Spanish Prime Minister Jose Luis Rodriguez Zapatero went before disgruntled Spaniards in an unprecedented town hall meeting on Tuesday and defended his record on everything from Basque separatism to widows' pensions and college graduates struggling to emancipate themselves on scant wages.
Zapatero stood before an audience of 100 people selected by a polling firm as representing an accurate cross-section of Spanish society. Zapatero's party faces local and regional elections in May and a general election in a year's time.
The prime minister braved questions from Spaniards who said they were outraged over the government's perceived leniency toward the Basque separatist group ETA, puzzled over why Spain's long economic bonanza does not show up in their wallets and concerned that his party seems forever at loggerheads with opposition conservatives.
On ETA, Zapatero said that after 40 years of violence by the armed separatist group it was his government's responsibility to try to end the carnage -- a peace process the government announced last year after ETA called a truce and seemed promising but ended in an ETA bombing in December that killed two people.

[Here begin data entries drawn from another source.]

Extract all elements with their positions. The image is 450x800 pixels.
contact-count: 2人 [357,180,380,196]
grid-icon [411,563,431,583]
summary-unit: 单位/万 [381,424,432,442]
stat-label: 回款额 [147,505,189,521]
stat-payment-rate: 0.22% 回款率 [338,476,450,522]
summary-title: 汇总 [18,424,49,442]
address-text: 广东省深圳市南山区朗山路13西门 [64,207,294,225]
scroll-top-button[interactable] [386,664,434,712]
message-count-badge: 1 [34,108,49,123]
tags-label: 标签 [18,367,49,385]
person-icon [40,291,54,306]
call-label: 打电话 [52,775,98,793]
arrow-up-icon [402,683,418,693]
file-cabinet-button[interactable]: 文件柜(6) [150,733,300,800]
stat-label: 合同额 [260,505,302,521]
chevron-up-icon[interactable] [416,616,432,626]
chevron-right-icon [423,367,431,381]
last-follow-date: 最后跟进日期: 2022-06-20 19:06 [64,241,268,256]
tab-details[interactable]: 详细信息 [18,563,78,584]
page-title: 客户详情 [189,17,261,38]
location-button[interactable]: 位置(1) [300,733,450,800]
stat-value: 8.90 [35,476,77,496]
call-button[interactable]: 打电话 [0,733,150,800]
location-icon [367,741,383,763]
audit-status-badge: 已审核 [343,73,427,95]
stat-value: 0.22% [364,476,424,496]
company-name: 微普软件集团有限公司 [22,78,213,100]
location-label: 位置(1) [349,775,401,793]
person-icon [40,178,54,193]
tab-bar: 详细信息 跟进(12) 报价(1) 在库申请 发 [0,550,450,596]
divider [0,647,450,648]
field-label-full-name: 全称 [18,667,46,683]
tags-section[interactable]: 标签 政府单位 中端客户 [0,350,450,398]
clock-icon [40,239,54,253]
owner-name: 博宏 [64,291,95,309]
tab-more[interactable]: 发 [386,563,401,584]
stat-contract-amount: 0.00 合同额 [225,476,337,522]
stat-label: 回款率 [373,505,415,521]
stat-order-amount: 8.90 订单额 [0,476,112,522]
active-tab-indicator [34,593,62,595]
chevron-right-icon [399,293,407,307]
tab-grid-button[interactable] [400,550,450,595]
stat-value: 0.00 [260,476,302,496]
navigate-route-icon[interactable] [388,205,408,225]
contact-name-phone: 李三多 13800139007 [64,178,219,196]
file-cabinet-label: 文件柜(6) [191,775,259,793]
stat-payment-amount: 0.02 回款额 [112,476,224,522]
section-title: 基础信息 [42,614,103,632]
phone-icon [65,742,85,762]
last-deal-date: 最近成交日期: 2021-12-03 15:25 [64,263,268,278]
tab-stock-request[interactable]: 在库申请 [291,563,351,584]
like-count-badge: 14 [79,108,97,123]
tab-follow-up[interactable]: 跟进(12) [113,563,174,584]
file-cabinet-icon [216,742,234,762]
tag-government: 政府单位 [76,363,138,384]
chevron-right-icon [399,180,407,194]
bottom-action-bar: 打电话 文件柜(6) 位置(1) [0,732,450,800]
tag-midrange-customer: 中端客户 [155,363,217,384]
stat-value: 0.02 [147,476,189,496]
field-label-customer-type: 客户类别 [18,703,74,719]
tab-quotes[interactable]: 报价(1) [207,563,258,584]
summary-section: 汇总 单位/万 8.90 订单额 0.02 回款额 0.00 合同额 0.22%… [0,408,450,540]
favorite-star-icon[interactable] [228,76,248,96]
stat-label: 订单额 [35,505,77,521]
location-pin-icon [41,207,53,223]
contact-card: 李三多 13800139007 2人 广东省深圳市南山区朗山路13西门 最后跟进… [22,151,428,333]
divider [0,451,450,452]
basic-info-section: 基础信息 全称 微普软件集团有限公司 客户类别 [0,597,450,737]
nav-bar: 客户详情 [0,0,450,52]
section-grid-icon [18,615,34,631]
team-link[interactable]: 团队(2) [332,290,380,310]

He said ETA is Spain's only serious problem.
"It was my obligation to try to do away with this scourge," Zapatero said.
On the economy, one questioner said Spain's participation in the euro currency may have been praised as historic but meant nothing to Spaniards struggling to make ends meet on a blue-collar salary.
Zapatero said he was bullish on Spain growing even more economically.
"I have a very optimistic vision of Spain," he said.
Several young people asked the prime minister what the government planned to do to help youths who graduate from college and end up with work providing little job stability and salaries of 1,000 euros a month when an apartment in Madrid, for instance, can go for 500,000 euros (US$650,000).
The government is spending a lot on subsidized housing and trying to stimulate Spain's very dormant rental market, Zapatero said.